I've been unable to stop thinking about her and what is going to happen tonight ever since then. She's invaded my mind and taken it over almost completely. I find myself staring off, dreaming and imagining. She is front of mind, during the day when I'm supposed to be doing things, even more at night when I try to sleep. A week of this, since the last moment we had in the lobby of our building, the moment when the foreplay began.
And so now, a week later, I know and she knows what will happen tonight.
A light ahead turns to green, but the traffic is so socked in that nobody is moving. The intensity I'm feeling continues to build.
The movie in my head sees things that haven't happened yet, things that will happen, the things behind the real reason that I've come to Toronto. Wrapping her hair into my fingers and bringing her lips to mine. I hear the soft buzz of her zipper, the hiss of fabric as it slides from her body and the smoothness of her skin under my touch. I imagine the way she smells, the sight of her bright eyes. I see our clothes slipping off to the floor, the sensation of her naked skin against mine...
We hadn't provided a car for her when she came to Montreal the first time. Maybe we should have. Charbonneau, my business partner, mocked me about the arrangements she was making for my visit to Toronto the following week.

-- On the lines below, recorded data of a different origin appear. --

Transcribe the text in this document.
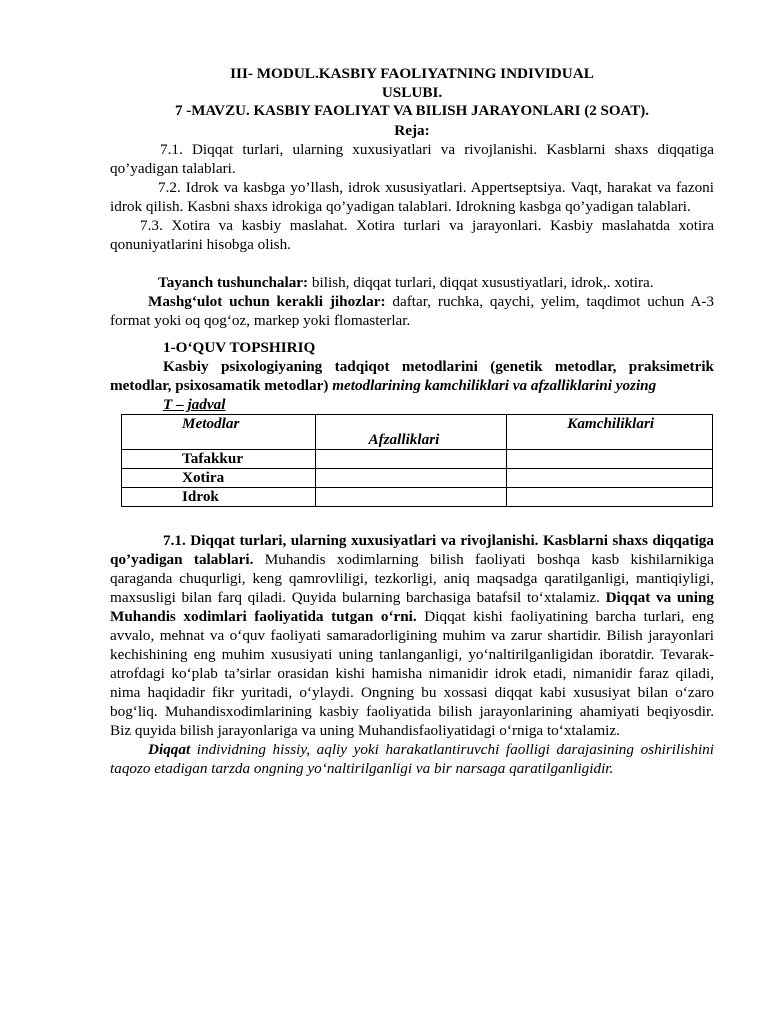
III- MODUL.KASBIY FAOLIYATNING INDIVIDUAL

USLUBI.

7 -MAVZU. KASBIY FAOLIYAT VA BILISH JARAYONLARI (2 SOAT).

Reja:

7.1. Diqqat turlari, ularning xuxusiyatlari va rivojlanishi. Kasblarni shaxs diqqatiga qo’yadigan talablari.

7.2. Idrok va kasbga yo’llash, idrok xususiyatlari. Appertseptsiya. Vaqt, harakat va fazoni idrok qilish. Kasbni shaxs idrokiga qo’yadigan talablari. Idrokning kasbga qo’yadigan talablari.

7.3. Xotira va kasbiy maslahat. Xotira turlari va jarayonlari. Kasbiy maslahatda xotira qonuniyatlarini hisobga olish.

Tayanch tushunchalar: bilish, diqqat turlari, diqqat xusustiyatlari, idrok,. xotira.

Mashg‘ulot uchun kerakli jihozlar: daftar, ruchka, qaychi, yelim, taqdimot uchun A-3 format yoki oq qog‘oz, markep yoki flomasterlar.

1-O‘QUV TOPSHIRIQ

Kasbiy psixologiyaning tadqiqot metodlarini (genetik metodlar, praksimetrik metodlar, psixosamatik metodlar) metodlarining kamchiliklari va afzalliklarini yozing

T – jadval

Metodlar	Afzalliklari	Kamchiliklari
Tafakkur		
Xotira		
Idrok		

7.1. Diqqat turlari, ularning xuxusiyatlari va rivojlanishi. Kasblarni shaxs diqqatiga qo’yadigan talablari. Muhandis xodimlarning bilish faoliyati boshqa kasb kishilarnikiga qaraganda chuqurligi, keng qamrovliligi, tezkorligi, aniq maqsadga qaratilganligi, mantiqiyligi, maxsusligi bilan farq qiladi. Quyida bularning barchasiga batafsil to‘xtalamiz. Diqqat va uning Muhandis xodimlari faoliyatida tutgan o‘rni. Diqqat kishi faoliyatining barcha turlari, eng avvalo, mehnat va o‘quv faoliyati samaradorligining muhim va zarur shartidir. Bilish jarayonlari kechishining eng muhim xususiyati uning tanlanganligi, yo‘naltirilganligidan iboratdir. Tevarak-atrofdagi ko‘plab ta’sirlar orasidan kishi hamisha nimanidir idrok etadi, nimanidir faraz qiladi, nima haqidadir fikr yuritadi, o‘ylaydi. Ongning bu xossasi diqqat kabi xususiyat bilan o‘zaro bog‘liq. Muhandisxodimlarining kasbiy faoliyatida bilish jarayonlarining ahamiyati beqiyosdir. Biz quyida bilish jarayonlariga va uning Muhandisfaoliyatidagi o‘rniga to‘xtalamiz.

Diqqat individning hissiy, aqliy yoki harakatlantiruvchi faolligi darajasining oshirilishini taqozo etadigan tarzda ongning yo‘naltirilganligi va bir narsaga qaratilganligidir.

"Elle veut faire des affaires avec tu, et non l'entreprise," he said once she was gone. Maybe it's me, not the company, that she's interested in. But earlier this week we received her fax with all the papers signed. Officially she's a client. But she's interested in me, too, and the feeling is mutual.
And so here I am in the back of a pretty slick Audi, being driven to her gallery on Queen Street West in Toronto. And no, Charbonneau wasn't invited.
The driver, Tomasz, has taken me to my hotel already and he waited while I dropped off my bag. He doesn't know it, but I do and she does, too: it's not likely I'll be spending the night in the hotel.